The only remaining questions are:

Would it make good television?


Would anybody watch?

Why Black and White Films Trump Reality TV

So I’m flipping through the three hundred or so channels on my new overpriced and overrated ‘bundle’ and finding absolutely NOTHING that holds my attention.  After a hosing by the last ‘bundle’ company, you would think I would have learned my lesson.

In truth, I could pull the plug, plop the TV on the curbside and replace the old “square eye” with a reptile tank.  Not to mention, it’s fun to peer out the window to see who picks up the beast.  After looking it over curiously wondering if it still functions properly, glancing askance at my residence and then back to the machine, before…with a shoulder shrug, the curb cruiser whisks it away to its’ new happy home.

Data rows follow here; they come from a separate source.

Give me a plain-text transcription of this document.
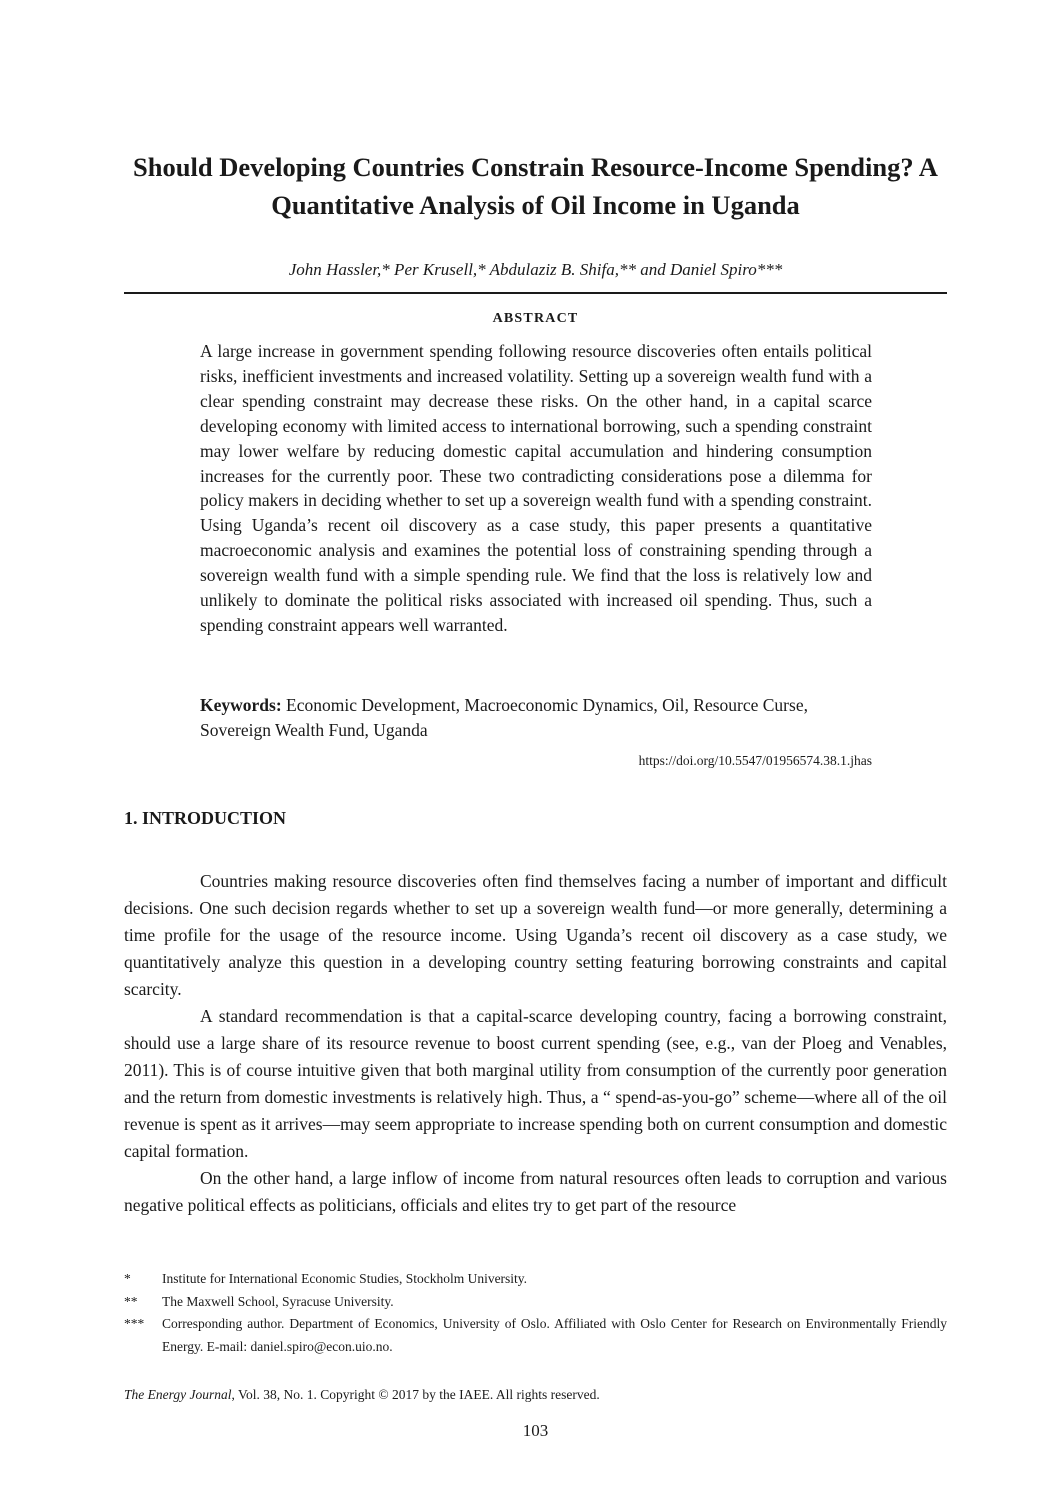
Should Developing Countries Constrain Resource-Income Spending? A Quantitative Analysis of Oil Income in Uganda
John Hassler,* Per Krusell,* Abdulaziz B. Shifa,** and Daniel Spiro***
ABSTRACT
A large increase in government spending following resource discoveries often entails political risks, inefficient investments and increased volatility. Setting up a sovereign wealth fund with a clear spending constraint may decrease these risks. On the other hand, in a capital scarce developing economy with limited access to international borrowing, such a spending constraint may lower welfare by reducing domestic capital accumulation and hindering consumption increases for the currently poor. These two contradicting considerations pose a dilemma for policy makers in deciding whether to set up a sovereign wealth fund with a spending constraint. Using Uganda’s recent oil discovery as a case study, this paper presents a quantitative macroeconomic analysis and examines the potential loss of constraining spending through a sovereign wealth fund with a simple spending rule. We find that the loss is relatively low and unlikely to dominate the political risks associated with increased oil spending. Thus, such a spending constraint appears well warranted.
Keywords: Economic Development, Macroeconomic Dynamics, Oil, Resource Curse, Sovereign Wealth Fund, Uganda
https://doi.org/10.5547/01956574.38.1.jhas
1. INTRODUCTION

Countries making resource discoveries often find themselves facing a number of important and difficult decisions. One such decision regards whether to set up a sovereign wealth fund—or more generally, determining a time profile for the usage of the resource income. Using Uganda’s recent oil discovery as a case study, we quantitatively analyze this question in a developing country setting featuring borrowing constraints and capital scarcity.

A standard recommendation is that a capital-scarce developing country, facing a borrowing constraint, should use a large share of its resource revenue to boost current spending (see, e.g., van der Ploeg and Venables, 2011). This is of course intuitive given that both marginal utility from consumption of the currently poor generation and the return from domestic investments is relatively high. Thus, a “ spend-as-you-go” scheme—where all of the oil revenue is spent as it arrives—may seem appropriate to increase spending both on current consumption and domestic capital formation.

On the other hand, a large inflow of income from natural resources often leads to corruption and various negative political effects as politicians, officials and elites try to get part of the resource

*	Institute for International Economic Studies, Stockholm University.
**	The Maxwell School, Syracuse University.
***	Corresponding author. Department of Economics, University of Oslo. Affiliated with Oslo Center for Research on Environmentally Friendly Energy. E-mail: daniel.spiro@econ.uio.no.
The Energy Journal, Vol. 38, No. 1. Copyright © 2017 by the IAEE. All rights reserved.
103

I love recycling.  Anything and everything I put on the curb with a “FREE” sign attached, miraculously disappears.

Anyway, it’s not my decision exclusively, so the TV stays put for now.

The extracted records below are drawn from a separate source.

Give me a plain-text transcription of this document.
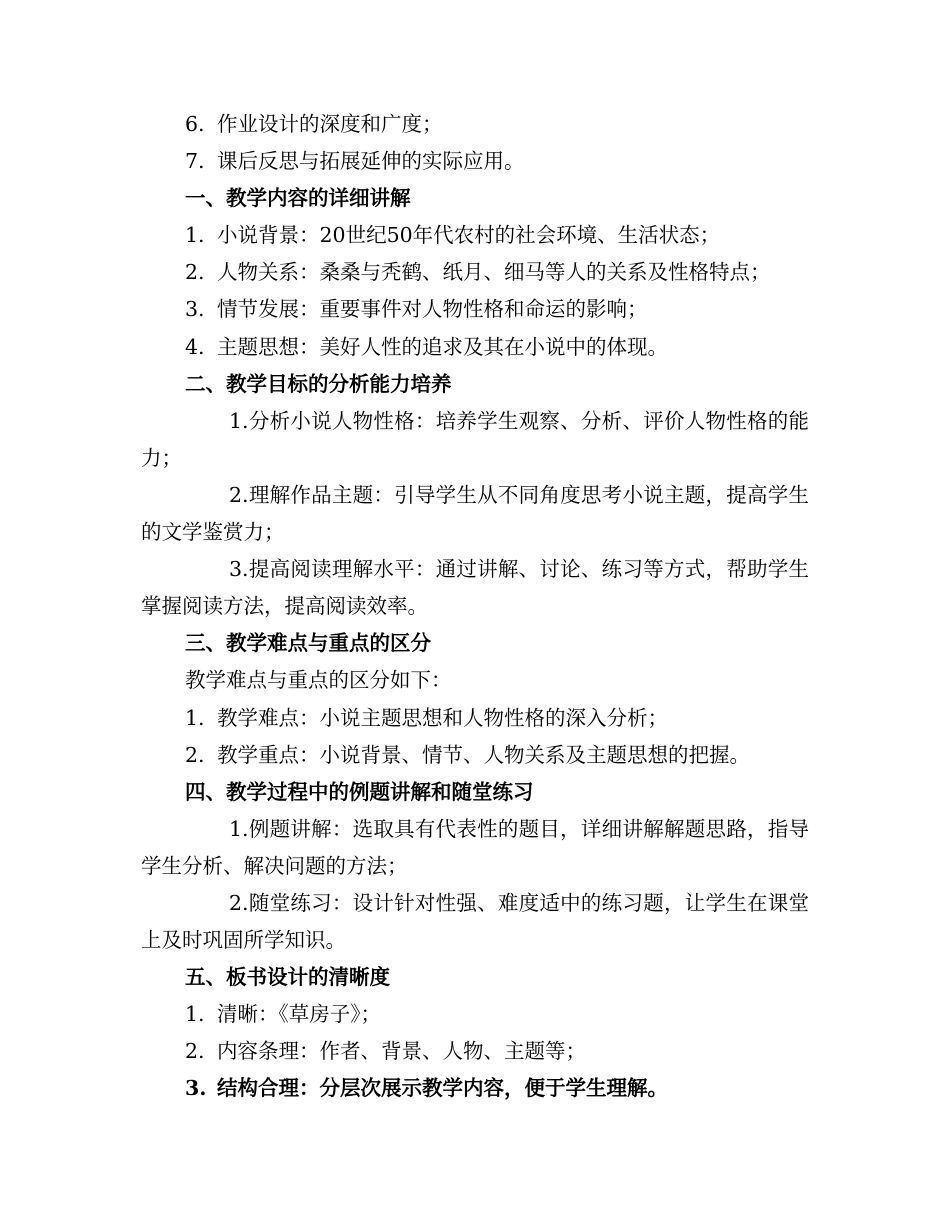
6. 作业设计的深度和广度；
7. 课后反思与拓展延伸的实际应用。
一、教学内容的详细讲解
1. 小说背景：20世纪50年代农村的社会环境、生活状态；
2. 人物关系：桑桑与秃鹤、纸月、细马等人的关系及性格特点；
3. 情节发展：重要事件对人物性格和命运的影响；
4. 主题思想：美好人性的追求及其在小说中的体现。
二、教学目标的分析能力培养
1.分析小说人物性格：培养学生观察、分析、评价人物性格的能力；
2.理解作品主题：引导学生从不同角度思考小说主题，提高学生的文学鉴赏力；
3.提高阅读理解水平：通过讲解、讨论、练习等方式，帮助学生掌握阅读方法，提高阅读效率。
三、教学难点与重点的区分
教学难点与重点的区分如下：
1. 教学难点：小说主题思想和人物性格的深入分析；
2. 教学重点：小说背景、情节、人物关系及主题思想的把握。
四、教学过程中的例题讲解和随堂练习
1.例题讲解：选取具有代表性的题目，详细讲解解题思路，指导学生分析、解决问题的方法；
2.随堂练习：设计针对性强、难度适中的练习题，让学生在课堂上及时巩固所学知识。
五、板书设计的清晰度
1. 清晰：《草房子》；
2. 内容条理：作者、背景、人物、主题等；
3. 结构合理：分层次展示教学内容，便于学生理解。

But wait!  After cursing and bemoaning the abundant reality TV shows, I unveiled a pale light flickering in the TV tunnel of doom.

First, I digress.  Seriously America, are we that nosy?  I don’t have time to care about what the Housewives in New York are doing.  And just for the record:  “Real Housewives” do not wear Prada, have expensive personal trainers on retainer and travel in limousines to fine restaurants to meet their friends and  discuss million dollar fundraisers, which benefit from the proceeds of their personal perfume lines.

And, we do not punch eachother…at least not physically.

True Housewives wear workout clothes all day, because it might motivate us to actually work out or at least convince others we just worked out and also serves as an explanation for the state of our hair.  We drive mini vans or SUVS full of screeching eight-year-old girls to public swimming pools for Birthday parties, have Papa John’s on speed dial and volunteer at the public schools.

Maybe I’ll tweet Ryan Seacrest  http://twitter.com/RyanSeacrest  to see if he wants to promote a show called “Keeping Up with my Stay-At-Home-Mom GF’s and me”.  It would be entertaining.  But would anyone care?

So, just as I’m getting ready to toss the remote across the room and cry out in defeat, I find this great black and white film from 1946, The Razors Edge, 

, starring Tyrone Power and Gene Tierney;  a brilliant story based on the novel by Somerset Maugham.

There’s something about the sharp contrast of Black and White that immediately gets your attention, it’s so stripped down, no bells, no whistles.  Nothing explodes and there is no nudity.  The actors needed skill back then and the story was compelling because, as I said, nothing explodes.  The actors held your attention and pulled you into the story.  Imagine!

It’s a tragic story full of loss, deception and heartache.  I immediately felt compassion for, Sophie Nelson, played by Anne Baxter, who for me was the tragic heroine of the film.  I kept hoping her story would end happily, after all she had been through.  Poor Sophie!

There are riveting close-ups, where you have only the actors expressions to convey the scene.  Amazing!  Think, Joan Crawford in Mommie Dearest, with her terrifying eyebrows arching as she bellowed,  “No more wire hangers!”

Yikes!  That still gives me the chills!

Okay, here’s a clip that isn’t black and white, it would be better if it were:  

Who knows, going back in time may just be the thing to still our over stimulated minds.

I’ll put a note in my tweet to Ryan Seacrest, that my “True Housewives” show, be shot exclusively in black and white, like an I Love Lucy episode.  For my close-up, I’ll need huge arched eyebrows and when I shout, “No more video games or reality TV, EVER!”  Audiences will shudder.